Lanioturdus torquatus, commonly known as the White-tailed Shrike, is a striking endemic species of the South West Escarpment Zone of central and northern Namibia and southern Angola. It remains an enigmatic species with respect its place in avian taxonomy – it’s neither a true shrike nor a batis-like flycatcher, behaving and calling in a mix of both forms. It also makes for fun ink drawings ! It has been likened to a “giant terrestrial batis”… I think this species deserves more credit!

In my youth I was benignly influenced by my peers and mentors studying zoology at the University of the Witwatersrand in Johannesburg, South Africa. One of these was Prof Hugh Paterson, who developed the Recognition Concept of species stressing the importance of the Specific-Mate Recognition System (SMRS) and offered a view of species which was radically different from the more traditional Isolation Concept.
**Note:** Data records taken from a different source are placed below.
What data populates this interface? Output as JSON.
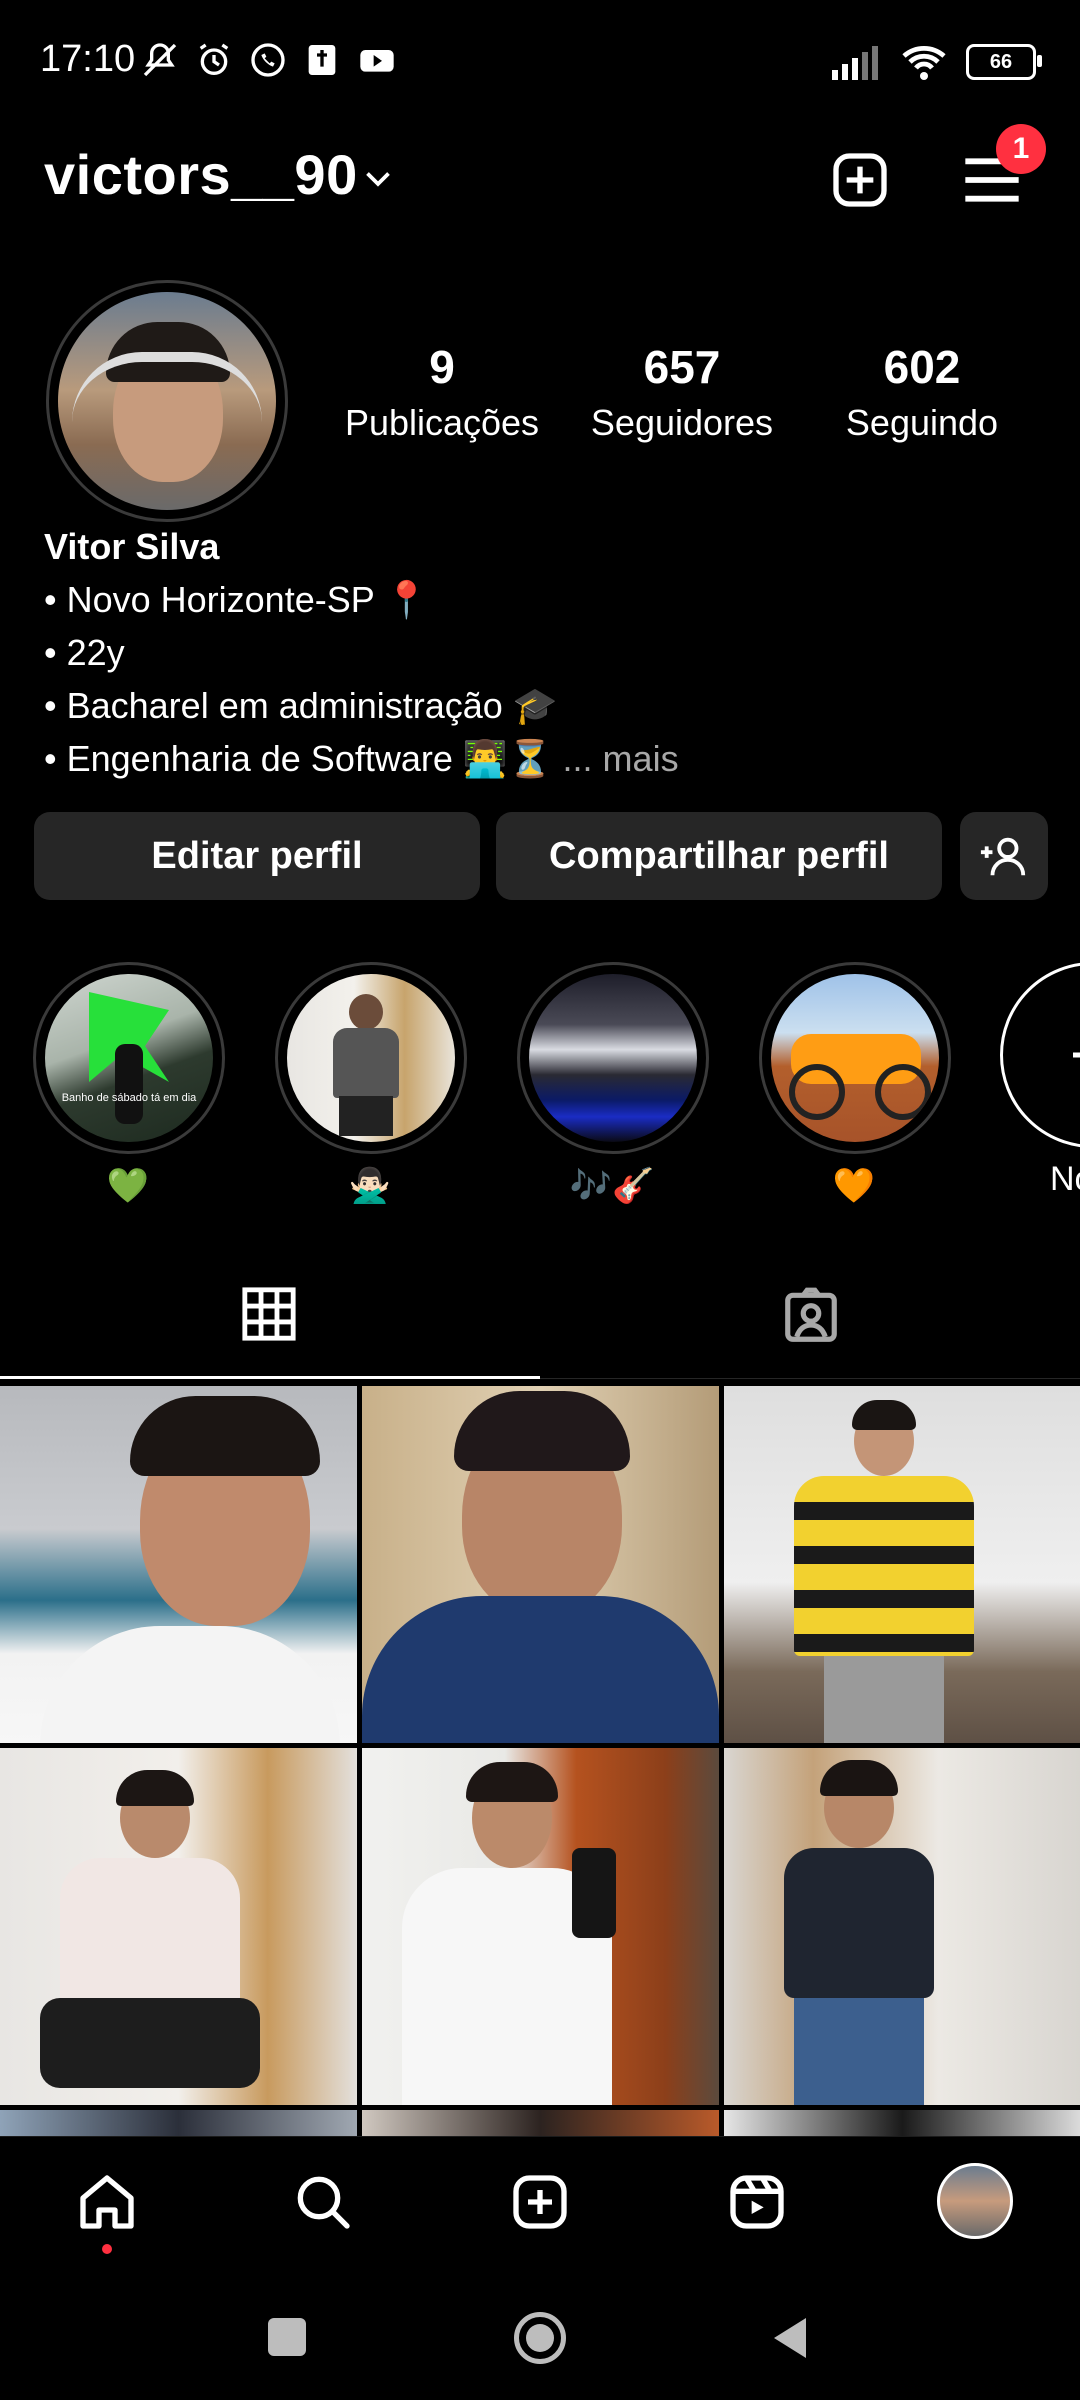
{
  "status_bar": {
    "time": "17:10",
    "battery": "66"
  },
  "header": {
    "username": "victors__90",
    "notification_count": "1"
  },
  "profile": {
    "stats": [
      {
        "value": "9",
        "label": "Publicações"
      },
      {
        "value": "657",
        "label": "Seguidores"
      },
      {
        "value": "602",
        "label": "Seguindo"
      }
    ],
    "name": "Vitor Silva",
    "bio": [
      "• Novo Horizonte-SP 📍",
      "• 22y",
      "• Bacharel em administração 🎓",
      "• Engenharia de Software 👨‍💻⏳"
    ],
    "more_label": "... mais"
  },
  "buttons": {
    "edit": "Editar perfil",
    "share": "Compartilhar perfil"
  },
  "highlights": [
    {
      "label": "💚"
    },
    {
      "label": "🙅🏻‍♂️"
    },
    {
      "label": "🎶🎸"
    },
    {
      "label": "🧡"
    },
    {
      "label": "No"
    }
  ],
  "highlight_texts": {
    "moto": "Banho de sábado tá em dia"
  },
  "tabs": [
    "grid",
    "tagged"
  ],
  "colors": {
    "accent": "#ff3040",
    "button_bg": "#262626",
    "background": "#000000"
  },
  "icons": [
    "mute-bell-icon",
    "alarm-icon",
    "whatsapp-icon",
    "bible-icon",
    "youtube-icon",
    "signal-icon",
    "wifi-icon",
    "battery-icon",
    "chevron-down-icon",
    "plus-square-icon",
    "hamburger-menu-icon",
    "add-person-icon",
    "grid-icon",
    "tagged-icon",
    "home-icon",
    "search-icon",
    "create-icon",
    "reels-icon",
    "avatar-icon"
  ]
}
Paterson held that new species were formed through incidental changes in the SMRS.

Ah! The quiddity of both historical and contemporary evolutionary theory leaves most of us dazed and confused. And, I’ve even left out Lamarck’s stretchy neck theory and Goldschmidt’s Hopeful Monster theory, as well as diverse saltational options of mutationism (myfok! See https://en.wikipedia.org/wiki/Mutationism for a comprehensive list of ideas)

Darwinian Gradualism — In his 1859 book On the Origin of Species, Charles Darwin denied saltational evolution. He argued that evolutionary transformation always proceeds gradually, never in jumps. (I seem to recall bits of a joke that speaks of jumps by fearless legionaries, but these escape me).